You can also SSH into your Capsule in Maintenance Mode only if you've followed the directions under "Advanced Features" to set-up a public key.
To operate your Capsule, click on the Capsule ID from the Capsule list page. Then choose to either view the remote desktop or the terminal. The terminal will work in Maintenance Mode only.
If you've established a key for SSH access, you can also SSH into your Capsule when it's in Maintenance Mode by using the command viewable under "Advanced Features" on an individual Capsule's status page.
Use the HTRC Workset Toolkit to import HathiTrust text data into your Capsule. Any outside data you plan to analyze in conjunction with HathiTrust data can be added to your Capsule from a web-accessible location when your machine is in Maintenance Mode.
Earlier versions of the Capsule environment required passwords for both the VNC and the Capsule's operating system; those requirements are removed in the web-based version that was implemented in August, 2018. If you use the included HTRC Workset Toolkit when in your Capsule to import data to your Capsule, you will be prompted for your HTRC Analytics username and password.
Create and start a Capsule in the HTRC
View your Capsule using the Remote Desktop view or Terminal view.
Configure the software environment of the Capsule as needed.
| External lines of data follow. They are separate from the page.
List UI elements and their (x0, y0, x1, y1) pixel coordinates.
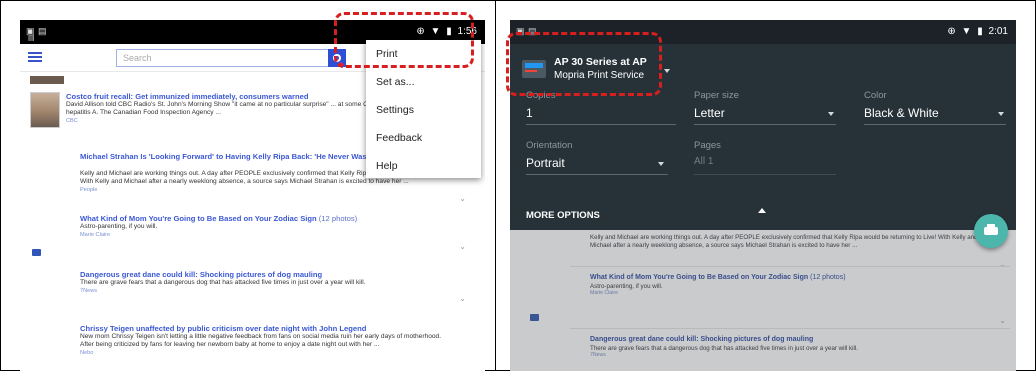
video-icon (530, 314, 539, 321)
print-fab-button[interactable] (974, 214, 1008, 248)
chevron-down-icon[interactable]: ⌄ (459, 194, 466, 203)
search-input[interactable]: Search (116, 49, 330, 67)
chevron-down-icon[interactable]: ⌄ (459, 242, 466, 251)
left-screen: ▣ ▤ ▤ ⊕ ▼ ▮ 1:56 Search Costco fruit rec… (20, 20, 485, 371)
article-source: 7News (590, 352, 606, 358)
video-icon (32, 249, 41, 256)
article-headline: What Kind of Mom You're Going to Be Base… (590, 274, 1000, 283)
photo-count: (12 photos) (810, 274, 846, 281)
paper-size-select[interactable]: Letter (694, 106, 725, 120)
divider (570, 266, 1010, 267)
pages-underline (694, 174, 836, 175)
chevron-up-icon[interactable] (758, 208, 766, 213)
paper-size-dropdown-icon[interactable] (828, 112, 834, 116)
copies-input[interactable]: 1 (526, 106, 533, 120)
color-select[interactable]: Black & White (864, 106, 939, 120)
menu-item-help[interactable]: Help (376, 160, 398, 172)
printer-dropdown-icon[interactable] (664, 69, 670, 73)
chevron-down-icon: ⌄ (999, 260, 1006, 269)
printer-selection-highlight (506, 32, 662, 96)
list-item[interactable]: What Kind of Mom You're Going to Be Base… (30, 214, 470, 251)
notification-icon-3: ▤ (28, 35, 35, 42)
chevron-down-icon[interactable]: ⌄ (459, 294, 466, 303)
orientation-label: Orientation (526, 140, 573, 151)
article-source: Nebo (80, 350, 94, 356)
article-snippet: There are grave fears that a dangerous d… (590, 344, 858, 352)
paper-size-label: Paper size (694, 90, 739, 101)
article-source: People (80, 187, 98, 193)
article-source: Marie Claire (80, 232, 111, 238)
article-snippet: Kelly and Michael are working things out… (590, 234, 978, 249)
list-item: Dangerous great dane could kill: Shockin… (590, 336, 1000, 359)
notification-icon-2: ▤ (38, 26, 47, 36)
article-headline[interactable]: What Kind of Mom You're Going to Be Base… (80, 214, 450, 223)
list-item: Kelly and Michael are working things out… (590, 234, 1000, 249)
color-label: Color (864, 90, 887, 101)
divider (570, 328, 1010, 329)
article-snippet: New mom Chrissy Teigen isn't letting a l… (80, 333, 442, 348)
pages-label: Pages (694, 140, 721, 151)
wifi-icon: ▼ (961, 26, 972, 37)
article-headline[interactable]: Chrissy Teigen unaffected by public crit… (80, 324, 450, 333)
copies-underline (526, 124, 676, 125)
article-headline-text[interactable]: What Kind of Mom You're Going to Be Base… (80, 214, 317, 223)
hamburger-menu-icon[interactable] (28, 52, 42, 63)
print-menu-highlight (334, 12, 474, 68)
color-dropdown-icon[interactable] (998, 112, 1004, 116)
dimmed-news-feed: Kelly and Michael are working things out… (510, 230, 1016, 371)
article-source: Marie Claire (590, 290, 618, 296)
orientation-dropdown-icon[interactable] (658, 162, 664, 166)
panel-divider (495, 0, 496, 371)
paper-size-underline (694, 124, 836, 125)
menu-item-feedback[interactable]: Feedback (376, 132, 422, 144)
chevron-down-icon: ⌄ (999, 316, 1006, 325)
article-snippet: Astro-parenting, if you will. (80, 223, 158, 230)
article-photo (30, 92, 60, 128)
list-item[interactable]: Dangerous great dane could kill: Shockin… (30, 270, 470, 306)
list-item: What Kind of Mom You're Going to Be Base… (590, 274, 1000, 297)
status-time: 2:01 (988, 26, 1008, 37)
article-source: 7News (80, 288, 98, 294)
battery-icon: ▮ (977, 26, 983, 37)
article-headline: Dangerous great dane could kill: Shockin… (590, 336, 814, 343)
more-options-button[interactable]: MORE OPTIONS (526, 210, 600, 221)
pages-select: All 1 (694, 156, 714, 167)
status-icons: ⊕ ▼ ▮ 2:01 (944, 26, 1008, 37)
photo-count: (12 photos) (318, 214, 358, 223)
article-snippet: Astro-parenting, if you will. (590, 282, 663, 290)
orientation-underline (526, 174, 668, 175)
article-headline-text: What Kind of Mom You're Going to Be Base… (590, 274, 809, 281)
orientation-select[interactable]: Portrait (526, 156, 565, 170)
color-underline (864, 124, 1006, 125)
menu-item-settings[interactable]: Settings (376, 104, 414, 116)
sync-icon: ⊕ (947, 26, 956, 37)
article-headline[interactable]: Dangerous great dane could kill: Shockin… (80, 270, 450, 279)
partial-thumbnail (30, 76, 64, 84)
list-item[interactable]: Chrissy Teigen unaffected by public crit… (30, 324, 470, 368)
menu-item-set-as[interactable]: Set as... (376, 76, 415, 88)
article-snippet: There are grave fears that a dangerous d… (80, 279, 366, 286)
Download the scripts or programs you plan to use in your analysis
Switch Capsule to secure mode through HTRC
Run your against the secure HTRC corpus repository
Move your results to the secure volume storage on the Capsule
Switch Capsule back to maintenance mode to regain normal network access
Data and tools can easily enter a user's Capsule, but anything leaving a Capsule must undergo review prior to release to the user. The guidelines used during review of the outputs of a Capsule are as follows:
The general rule-of-thumb is whether the export would create a substitute for human-reading the original text. (The full Non-Consumptive Use Research Policy is also available for your reference.) If you would like someone to pre-review a sample file that would represent the kinds of data you would like to export from a capsule before you begin your work, please contact htrc-help@hathitrust.org.
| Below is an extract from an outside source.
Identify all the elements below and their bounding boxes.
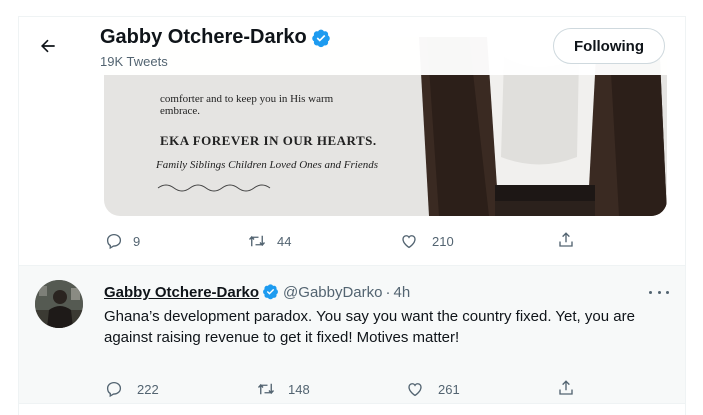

A release request must be under 67 MB, and any submitted requests over this size will fail due to technical limitations.
Release requests should include a README text file describing the files included in the request and their data structure.
If you have a directory of results files that you would like to export to be released, you can zip the directory and export the compressed file.
You will receive an email notifying you if your results export has been approved. The link for downloading results that have been approved for export will appear on the landing page for your capsule. Each approved request will be available for 2 weeks from the approval date. All collaborators on a capsule will get notification that approved results are ready, and will find the released results available to them on their capsule landing page.